Jak dowiedział się portal tvn24.pl, Związkowy Trybunał Piłkarski zmienił decyzję Wydziału Dyscypliny PZPN i uchylił jego decyzję o degradacji Jagiellonii Białystok o jedną klasę rozgrywkową. Przyszły sezon "Jaga" rozpocznie z -10 "oczkami". - Nie wiemy jeszcze, czy się odwołamy od tej decyzji - powiedziała nam Agnieszka Syczewska, rzecznik prasowy klubu.
Decyzja o degradacji Jagiellonii zapadła 12 lutego. Członkowie Wydziału Dyscypliny uznali, że klub winny jest pięciu czynów korupcyjnych w latach 2004/05. 23 marca do PZPN trafiło odwołanie, które rozpatrzono w środę.
Najważniejsze jest dla nas anulowanie kary degradacji do niższej klasy rozgrywek
Ireneusz Trąbiński
Zdecydował jeden głos!
Decyzja Trybunału nie była jednogłośna. Za utrzymaniem kary degradacji było czterech członków, pięciu zdecydowało o jej złagodzeniu.
- Trybunał w części podzielił nasze argumenty, najważniejsze jest dla nas anulowanie kary degradacji do niższej klasy rozgrywek. Na początku nowego sezonu będziemy w bardzo trudnej mając ujemne konto punktowe, ale liczę na to, że los będzie dla nas łaskawy i utrzymamy się w ekstraklasie - powiedział po ogłoszeniu decyzji Trybunału prezes Jagiellonii Białystok Ireneusz Trąbiński.
Kara pieniężna
Oprócz ujemnych punktów "Jaga" musi zapłacić 300 tys. zł grzywny, z czego 100 tys. zł zostanie przekazana PZPN-owi, zaś 200 tys. na Towarzystwo Opieki nad Ociemniałymi.

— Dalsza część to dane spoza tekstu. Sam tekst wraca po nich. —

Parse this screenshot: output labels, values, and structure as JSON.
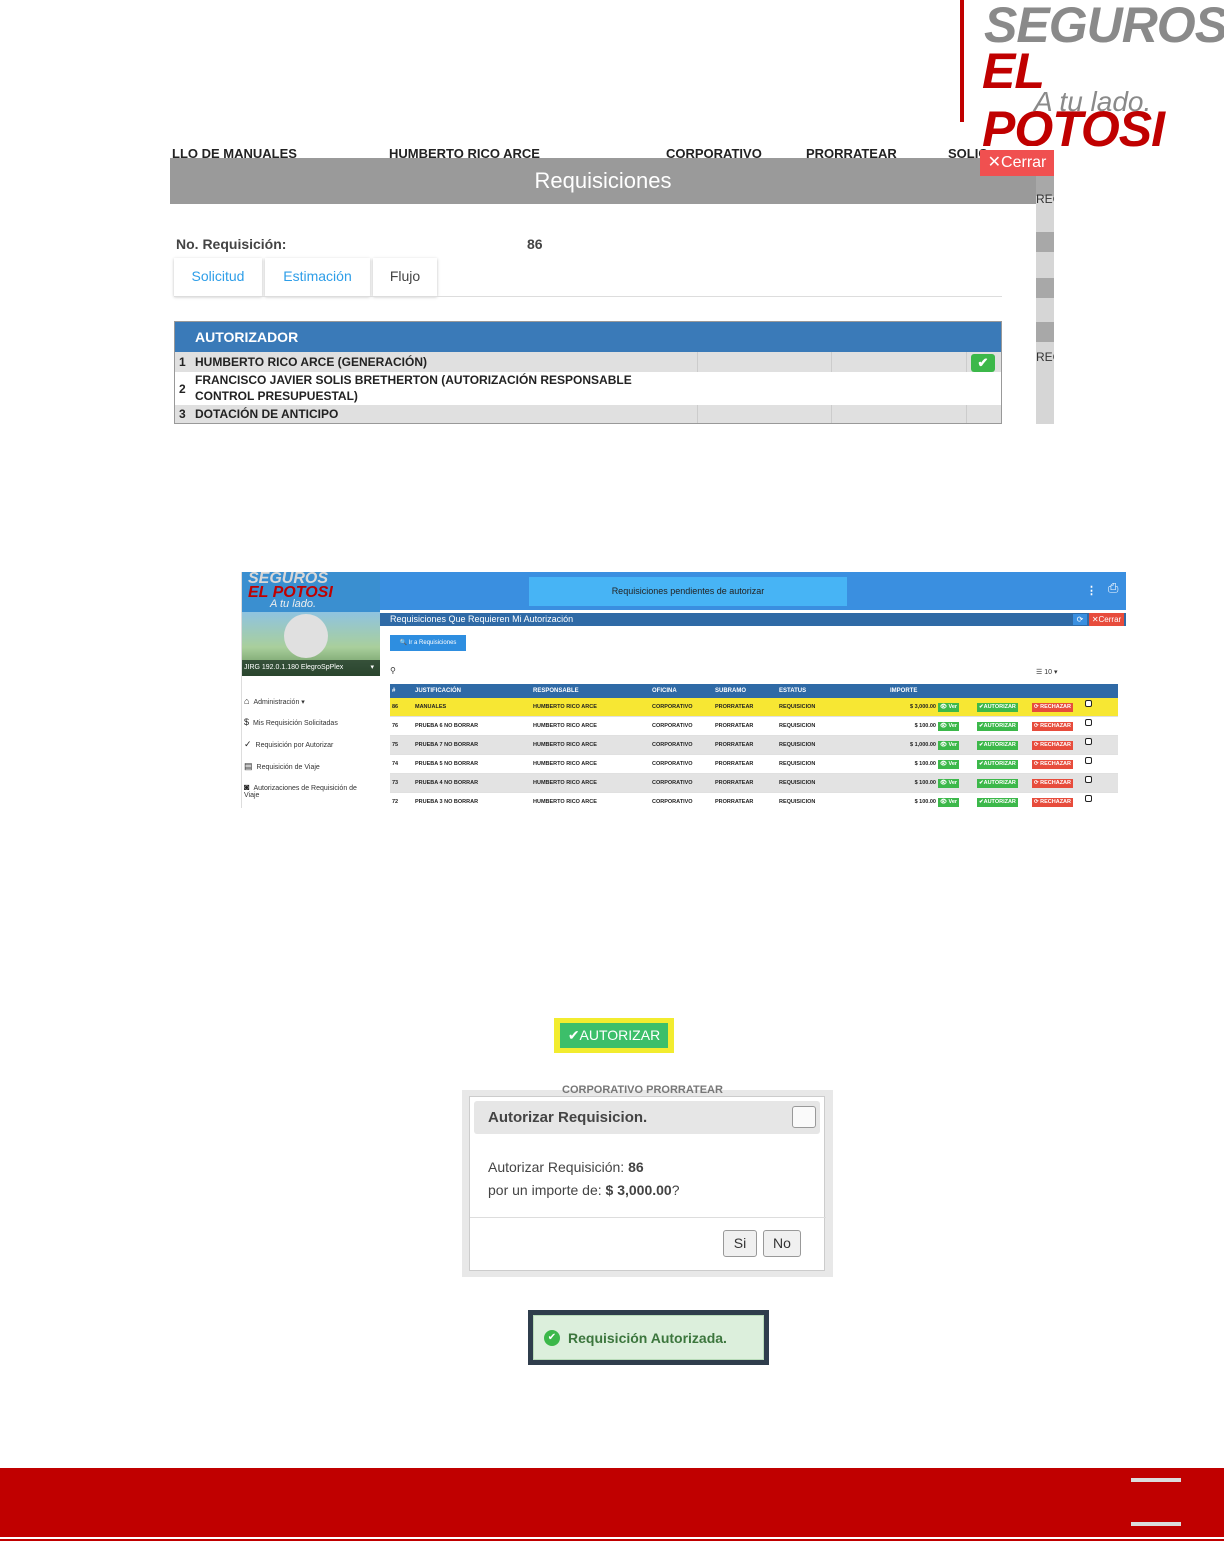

Piłkarze z Białegostoku zajmują obecnie 8. miejsce w Ekstraklasie. Jagiellonii przysługuje odwołanie do Trybunału Arbitrażowego przy PKOl. - Decyzję o ewentualnym odwołaniu podejmiemy po zapoznaniu się z dokumentami PZPN - powiedziała tvn24.pl rzecznik "Jagi".